O retorno à casa da avó: reconexão com o feminino ancestral
Na sequência, o cenário muda: a sonhadora chega com a mãe à casa da avó. A mãe, embora vá passar 30 dias na cidade, prefere ficar num hotel, o que pode ser interpretado como uma separação geracional e emocional. A casa da avó, por sua vez, está cheia de vida: visitas, conversas, afetos e crianças dormindo. A avó aparece como figura arquetípica ancestral, representando o feminino profundo, a sabedoria encarnada, a hospitalidade da alma.
Essa parte do sonho corresponde ao estágio em que, segundo Murdock, a heroína retorna ao corpo e à linhagem feminina.
A casa da avó é símbolo do lar interior, da memória afetiva e da tradição relacional que sustentava a vida coletiva. As crianças que dormem no chão — seguras e felizes — sinalizam que há espaço interno para o repouso ou crescimento seguro dos aspectos novos, para a regeneração de conteúdos anímicos.
Conclusão e Prognóstico
O sonho analisado descreve uma travessia simbólica alinhada à jornada da heroína tal como proposta por Maureen Murdock: um caminho que parte da cisão com o feminino, atravessa o patriarcado defensivo e reencontra a alma ancestral. As imagens de Jesus surfista e da avó acolhedora representam dois polos de uma reconciliação em curso: o masculino solar e fluido, e o feminino receptivo e enraizado.
Contudo, o discípulo armado sob o carro revela que há ainda conteúdos psíquicos atuando sob o domínio da sombra, temerosos da entrega e prontos para o ataque. O prognóstico é positivo: o sonho aponta para uma consciência que se amplia e se sensibiliza, capaz de reconhecer tanto a luz quanto a sombra, o Self e os complexos.

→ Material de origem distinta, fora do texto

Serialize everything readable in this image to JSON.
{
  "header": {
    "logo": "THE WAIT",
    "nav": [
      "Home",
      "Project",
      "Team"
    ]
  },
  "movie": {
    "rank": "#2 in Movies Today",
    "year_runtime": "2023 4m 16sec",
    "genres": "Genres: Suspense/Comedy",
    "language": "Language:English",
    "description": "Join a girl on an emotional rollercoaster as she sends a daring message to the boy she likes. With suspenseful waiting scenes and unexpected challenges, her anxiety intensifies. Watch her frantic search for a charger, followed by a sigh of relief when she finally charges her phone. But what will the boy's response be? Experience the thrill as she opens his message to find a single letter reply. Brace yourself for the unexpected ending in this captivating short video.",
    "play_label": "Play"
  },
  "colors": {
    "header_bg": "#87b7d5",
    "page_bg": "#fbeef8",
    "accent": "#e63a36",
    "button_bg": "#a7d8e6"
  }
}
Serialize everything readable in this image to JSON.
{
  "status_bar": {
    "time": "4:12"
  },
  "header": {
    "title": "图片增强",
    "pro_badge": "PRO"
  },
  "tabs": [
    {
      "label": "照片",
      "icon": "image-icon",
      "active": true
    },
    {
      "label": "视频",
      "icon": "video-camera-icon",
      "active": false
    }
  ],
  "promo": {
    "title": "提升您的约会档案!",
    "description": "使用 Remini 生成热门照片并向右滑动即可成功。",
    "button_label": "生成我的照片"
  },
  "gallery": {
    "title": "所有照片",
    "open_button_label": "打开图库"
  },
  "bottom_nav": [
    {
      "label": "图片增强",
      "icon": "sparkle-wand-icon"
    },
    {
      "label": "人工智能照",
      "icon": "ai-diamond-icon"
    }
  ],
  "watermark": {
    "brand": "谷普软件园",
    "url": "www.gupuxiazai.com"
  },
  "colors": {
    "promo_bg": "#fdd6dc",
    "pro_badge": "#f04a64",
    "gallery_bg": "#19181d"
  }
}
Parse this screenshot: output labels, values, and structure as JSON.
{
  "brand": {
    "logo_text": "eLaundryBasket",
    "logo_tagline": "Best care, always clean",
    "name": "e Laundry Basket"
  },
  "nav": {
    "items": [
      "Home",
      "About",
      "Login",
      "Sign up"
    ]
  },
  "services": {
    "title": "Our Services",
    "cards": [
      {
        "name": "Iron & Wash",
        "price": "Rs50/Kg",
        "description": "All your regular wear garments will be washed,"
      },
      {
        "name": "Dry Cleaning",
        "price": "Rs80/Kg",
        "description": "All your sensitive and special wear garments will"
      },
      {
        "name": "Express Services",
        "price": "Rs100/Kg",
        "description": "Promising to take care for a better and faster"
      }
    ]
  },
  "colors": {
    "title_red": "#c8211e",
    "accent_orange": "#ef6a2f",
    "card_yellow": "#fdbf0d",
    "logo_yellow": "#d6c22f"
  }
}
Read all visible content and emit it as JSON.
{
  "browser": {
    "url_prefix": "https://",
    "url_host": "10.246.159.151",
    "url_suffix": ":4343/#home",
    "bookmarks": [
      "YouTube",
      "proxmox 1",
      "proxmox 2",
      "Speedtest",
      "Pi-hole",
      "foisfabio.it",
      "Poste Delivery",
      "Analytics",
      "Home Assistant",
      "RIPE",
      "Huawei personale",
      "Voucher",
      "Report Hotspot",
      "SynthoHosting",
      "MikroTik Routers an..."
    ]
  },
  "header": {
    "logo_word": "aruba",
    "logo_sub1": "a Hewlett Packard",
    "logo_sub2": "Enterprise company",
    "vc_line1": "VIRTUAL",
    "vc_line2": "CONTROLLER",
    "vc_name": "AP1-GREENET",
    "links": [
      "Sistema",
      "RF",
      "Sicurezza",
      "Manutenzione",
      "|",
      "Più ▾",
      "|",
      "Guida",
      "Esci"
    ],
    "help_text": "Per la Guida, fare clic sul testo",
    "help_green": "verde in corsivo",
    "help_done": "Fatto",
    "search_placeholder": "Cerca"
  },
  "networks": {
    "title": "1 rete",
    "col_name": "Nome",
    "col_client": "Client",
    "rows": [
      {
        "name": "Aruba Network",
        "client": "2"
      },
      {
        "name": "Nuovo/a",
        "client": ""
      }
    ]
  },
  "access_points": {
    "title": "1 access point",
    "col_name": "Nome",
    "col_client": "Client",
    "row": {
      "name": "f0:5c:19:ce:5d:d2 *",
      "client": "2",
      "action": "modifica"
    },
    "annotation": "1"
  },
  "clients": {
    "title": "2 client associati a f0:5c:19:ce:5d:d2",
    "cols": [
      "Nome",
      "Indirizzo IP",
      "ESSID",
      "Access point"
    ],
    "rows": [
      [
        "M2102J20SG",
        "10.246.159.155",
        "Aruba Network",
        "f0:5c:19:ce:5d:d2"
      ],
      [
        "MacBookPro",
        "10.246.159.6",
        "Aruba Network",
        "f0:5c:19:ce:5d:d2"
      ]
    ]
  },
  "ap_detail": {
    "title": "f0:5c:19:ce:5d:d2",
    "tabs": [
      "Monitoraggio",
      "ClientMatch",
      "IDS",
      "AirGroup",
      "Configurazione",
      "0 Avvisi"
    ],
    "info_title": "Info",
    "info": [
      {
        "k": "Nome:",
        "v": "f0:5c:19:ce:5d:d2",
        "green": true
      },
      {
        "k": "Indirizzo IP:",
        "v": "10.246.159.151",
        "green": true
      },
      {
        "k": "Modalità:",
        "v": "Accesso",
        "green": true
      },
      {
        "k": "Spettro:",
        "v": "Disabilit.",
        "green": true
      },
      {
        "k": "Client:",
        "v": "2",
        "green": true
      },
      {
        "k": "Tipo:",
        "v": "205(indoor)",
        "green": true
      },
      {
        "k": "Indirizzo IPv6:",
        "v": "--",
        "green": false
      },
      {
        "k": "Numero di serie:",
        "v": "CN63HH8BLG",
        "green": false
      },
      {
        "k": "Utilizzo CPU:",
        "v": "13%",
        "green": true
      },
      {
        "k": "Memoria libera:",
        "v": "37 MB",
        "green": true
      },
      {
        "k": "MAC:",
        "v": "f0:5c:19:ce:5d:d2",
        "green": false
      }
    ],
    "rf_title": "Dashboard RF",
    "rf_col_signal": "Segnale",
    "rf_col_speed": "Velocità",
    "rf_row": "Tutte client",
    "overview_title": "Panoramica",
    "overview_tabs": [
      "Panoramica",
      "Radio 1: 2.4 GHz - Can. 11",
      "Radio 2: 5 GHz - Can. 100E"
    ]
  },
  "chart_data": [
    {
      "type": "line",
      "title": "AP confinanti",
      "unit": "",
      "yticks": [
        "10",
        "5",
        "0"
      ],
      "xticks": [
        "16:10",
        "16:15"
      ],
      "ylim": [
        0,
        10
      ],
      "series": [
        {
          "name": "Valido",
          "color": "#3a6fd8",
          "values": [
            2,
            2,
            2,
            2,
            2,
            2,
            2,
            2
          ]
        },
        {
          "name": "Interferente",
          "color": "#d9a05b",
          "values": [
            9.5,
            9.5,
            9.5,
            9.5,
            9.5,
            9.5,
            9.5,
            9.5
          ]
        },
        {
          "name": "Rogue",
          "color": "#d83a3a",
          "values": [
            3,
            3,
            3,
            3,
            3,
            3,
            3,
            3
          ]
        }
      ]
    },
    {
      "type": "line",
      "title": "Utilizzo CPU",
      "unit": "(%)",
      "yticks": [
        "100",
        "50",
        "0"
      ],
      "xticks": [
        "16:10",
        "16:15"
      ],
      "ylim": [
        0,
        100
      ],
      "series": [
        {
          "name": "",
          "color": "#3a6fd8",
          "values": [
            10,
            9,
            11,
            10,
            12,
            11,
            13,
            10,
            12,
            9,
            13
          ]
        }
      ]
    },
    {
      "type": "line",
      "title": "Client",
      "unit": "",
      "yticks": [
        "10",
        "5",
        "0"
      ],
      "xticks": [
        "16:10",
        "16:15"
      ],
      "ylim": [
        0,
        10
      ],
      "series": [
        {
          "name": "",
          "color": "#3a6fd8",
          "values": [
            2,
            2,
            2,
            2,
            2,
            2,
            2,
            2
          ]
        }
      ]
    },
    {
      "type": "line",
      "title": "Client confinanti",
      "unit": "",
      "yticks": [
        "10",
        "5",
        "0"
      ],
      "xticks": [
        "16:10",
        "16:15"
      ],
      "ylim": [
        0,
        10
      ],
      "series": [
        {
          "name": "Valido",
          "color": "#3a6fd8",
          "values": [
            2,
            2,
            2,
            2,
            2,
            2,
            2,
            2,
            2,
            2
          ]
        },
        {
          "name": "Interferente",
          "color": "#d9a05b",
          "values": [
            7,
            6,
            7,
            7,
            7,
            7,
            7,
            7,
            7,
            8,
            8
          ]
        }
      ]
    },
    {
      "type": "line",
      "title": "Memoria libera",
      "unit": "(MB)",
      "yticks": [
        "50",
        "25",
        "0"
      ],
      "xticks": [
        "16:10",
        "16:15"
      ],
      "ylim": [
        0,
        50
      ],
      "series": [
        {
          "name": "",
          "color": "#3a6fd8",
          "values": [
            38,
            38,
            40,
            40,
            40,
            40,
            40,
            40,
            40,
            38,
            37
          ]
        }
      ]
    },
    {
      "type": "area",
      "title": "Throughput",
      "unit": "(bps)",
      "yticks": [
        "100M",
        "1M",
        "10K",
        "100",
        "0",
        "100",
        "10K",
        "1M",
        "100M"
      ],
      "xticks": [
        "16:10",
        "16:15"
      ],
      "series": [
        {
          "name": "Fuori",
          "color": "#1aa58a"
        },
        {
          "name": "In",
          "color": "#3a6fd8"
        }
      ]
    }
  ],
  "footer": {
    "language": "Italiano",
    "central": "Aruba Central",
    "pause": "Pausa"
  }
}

Como indicam os colchões no chão e as crianças que dormem, a alma está preparando espaço para novos começos. O feminino ancestral não foi perdido — apenas esquecido —, e agora retorna como fonte de cura e reconexão. Cabe à sonhadora, no caminho de sua individuação, continuar a escutar as ondas e as histórias, acolhendo em si mesma o casamento simbólico entre espírito e alma, força e afeto.
Monica Martinez – Analista em formação pelo IJEP
Waldemar Magaldi – Analista Didata IJEP
Referências:
CAMPBELL, J. The hero with a thousand faces. California: New World Library, 2008.
CAMPBELL, J. O herói de mil faces. 1. ed. São Paulo: Palas Athena, 2023.
JUNG, C. G. Psicologia e alquimia (OC 12). 6. ed. Petrópolis, RJ: Vozes, 2012.
MARTINEZ, M.; ARAÚJO, T. Métodos em estruturas narrativas míticas: a jornada da heroína de Maureen Murdock. Revista Esferas, n. 24, p. 305–325, 16 ago. 2022.
MURDOCK, M. The heroine´s journey. Boston: Shambhala, 1990.
MURDOCK, M. A Jornada da Heroína: a busca da mulher para se reconectar com o feminino. Rio de Janeiro: Sextante, 2022.
WOODMAN, M. Leaving my father’s house: a journey to conscious femininity. Boulder, Colorado: Shambhala, 1992.